Lavinias Bericht stimmte mich sehr zufrieden. Talenas Reaktion auf Milos angeblichen Brief war genau so gewesen, wie ich es mir vorgestellt hatte. Lavinia hatte recht; sie war in der Tat eine sehr schöne Frau. Und ein eitles, hochmütiges Geschöpf. Ich fragte mich, wie sie in Sklavenketten aussehen würde, zu meinen Füßen. Ich lächelte.

»Meine Liebe«, sagte ich zu Lavinia. »Du bist jetzt die Botin in einer Intrige.«

In diesem Augenblick ertönte der Alarmstab und verkündete die zwölfte Stunde.

Lavinia sah erschrocken auf.

»Es ist spät«, sagte ich. »Wir müssen los.«

Ich stand auf. Sie trug bereits das Gewand, das soviel Ähnlichkeit mit der Tunika einer Staatssklavin hatte, also mußte ich ihr nur noch den dazugehörigen Kragen anlegen.
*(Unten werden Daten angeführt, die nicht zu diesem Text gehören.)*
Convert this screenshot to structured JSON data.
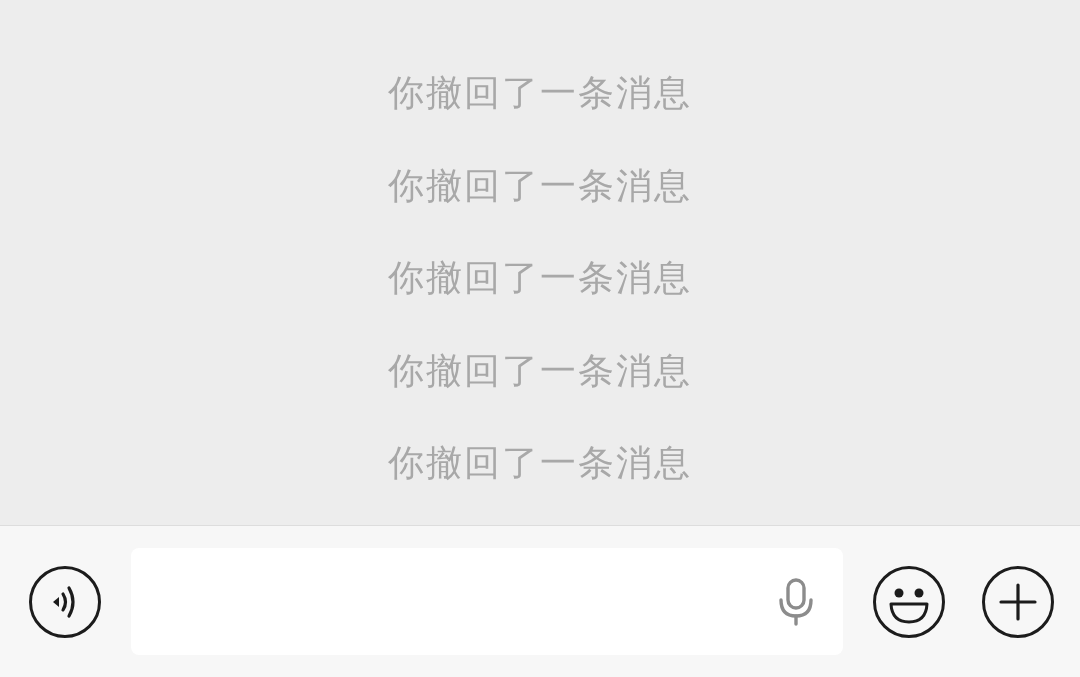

Ich hob den kurzen Umhang auf, den sie zuvor getragen hatte, und legte ihn ihr über die Schultern. Wieder mußte ich lächeln. Es war fast so, als würde ein Mann einer jungen Dame in den Mantel helfen. Doch welch einen Unterschied gab es hier! Sie war mein Eigentum, mit dem ich machen konnte, was ich wollte.

Wir verließen unseren kleinen Raum im insula von Torbon, ich zuerst, und Lavinia ein paar Schritte hinter mir.

20

»Die Tür öffnet sich, Herr!« sagte Lavinia leise.

»Ich werde mich zurückziehen«, erwiderte ich.

Wir standen in der Nähe eines der Hintereingänge des Großen Theaters. Lavinia kannte den Eingang gut. Es herrschte ein Kommen und Gehen, Leute waren unterwegs, Arbeiter, Träger und Sklavinnen, die Besorgungen zu erledigen hatten. Man fand auch ein paar Müßiggänger, die sich hier herumtrieben, darunter interessanterweise auch ein paar freie Frauen, deren Gewänder sie als Angehörige der verschiedensten Kasten kennzeichneten. In der Nähe standen auch zwei Sänften, deren Vorhänge ein Stück beiseite geschoben waren.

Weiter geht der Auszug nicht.